Claude Sonnet 4.6: Features, Benchmarks, Pricing and Guide
Anthropic released Claude Sonnet 4.6 on 17 February 2026, and within hours it became the default model on claude.ai. It represents a qualitative shift in the Sonnet line, offering frontier-level intelligence at a fraction of the cost.
The pitch is straightforward: performance that used to require paying the Opus premium is now available at the balanced Sonnet price point. For 90% of daily tasks, Sonnet 4.6 is now the optimal choice.
The 1M Token Context Window Comes to Sonnet
Like Opus 4.6, Sonnet 4.6 gets the massive 1M token context window. This allows users to feed the model entire document libraries or multi-file codebases.

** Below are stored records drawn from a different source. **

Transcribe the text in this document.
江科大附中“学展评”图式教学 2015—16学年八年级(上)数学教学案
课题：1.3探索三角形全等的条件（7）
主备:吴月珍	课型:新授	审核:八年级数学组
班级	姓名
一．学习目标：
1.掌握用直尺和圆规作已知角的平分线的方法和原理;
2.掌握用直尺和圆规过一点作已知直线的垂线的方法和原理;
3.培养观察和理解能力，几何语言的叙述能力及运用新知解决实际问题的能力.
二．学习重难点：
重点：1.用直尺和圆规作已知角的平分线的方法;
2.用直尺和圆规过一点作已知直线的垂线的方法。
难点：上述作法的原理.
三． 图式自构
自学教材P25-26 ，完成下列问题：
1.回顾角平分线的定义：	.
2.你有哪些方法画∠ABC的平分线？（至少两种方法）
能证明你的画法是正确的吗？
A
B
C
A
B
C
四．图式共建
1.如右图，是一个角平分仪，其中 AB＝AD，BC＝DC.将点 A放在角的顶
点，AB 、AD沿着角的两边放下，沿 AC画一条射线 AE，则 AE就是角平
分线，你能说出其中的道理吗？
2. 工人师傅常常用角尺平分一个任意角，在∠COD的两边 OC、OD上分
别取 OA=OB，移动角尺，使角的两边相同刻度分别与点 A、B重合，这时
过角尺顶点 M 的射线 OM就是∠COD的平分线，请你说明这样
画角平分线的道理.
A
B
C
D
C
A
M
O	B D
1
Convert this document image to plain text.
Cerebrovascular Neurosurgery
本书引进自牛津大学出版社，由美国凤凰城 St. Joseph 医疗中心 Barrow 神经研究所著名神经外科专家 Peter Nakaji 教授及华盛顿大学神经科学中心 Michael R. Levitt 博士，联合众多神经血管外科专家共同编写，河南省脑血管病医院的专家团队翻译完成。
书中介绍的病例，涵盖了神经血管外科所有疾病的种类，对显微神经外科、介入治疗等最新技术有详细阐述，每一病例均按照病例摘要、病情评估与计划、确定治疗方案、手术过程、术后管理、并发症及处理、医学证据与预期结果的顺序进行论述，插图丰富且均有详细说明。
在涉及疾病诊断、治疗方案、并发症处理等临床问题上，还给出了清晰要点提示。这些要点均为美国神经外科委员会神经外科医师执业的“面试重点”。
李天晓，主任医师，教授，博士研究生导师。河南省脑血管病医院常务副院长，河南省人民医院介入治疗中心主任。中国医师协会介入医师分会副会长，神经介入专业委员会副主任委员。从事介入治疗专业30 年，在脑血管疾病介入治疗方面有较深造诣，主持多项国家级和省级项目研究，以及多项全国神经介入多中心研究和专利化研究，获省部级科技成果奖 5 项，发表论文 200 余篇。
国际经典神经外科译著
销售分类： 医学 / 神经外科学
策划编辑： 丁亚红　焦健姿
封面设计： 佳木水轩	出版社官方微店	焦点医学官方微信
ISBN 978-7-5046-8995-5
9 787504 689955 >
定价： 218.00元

Memory retrieval performance
On MRCR v2 (8 needles at 1M), Sonnet 4.6 scores 65% Mean Match Ratio—a 3.5x improvement over Sonnet 4.5's 18.5%. It makes long-context reasoning truly viable at scale.
Computer Use: Best-in-Class Automation
Anthropic's latest OSWorld benchmarks position Sonnet 4.6 as their strongest model for computer use. It excels at navigating complex spreadsheets, filling multi-step web forms, and cross-tab browser workflows.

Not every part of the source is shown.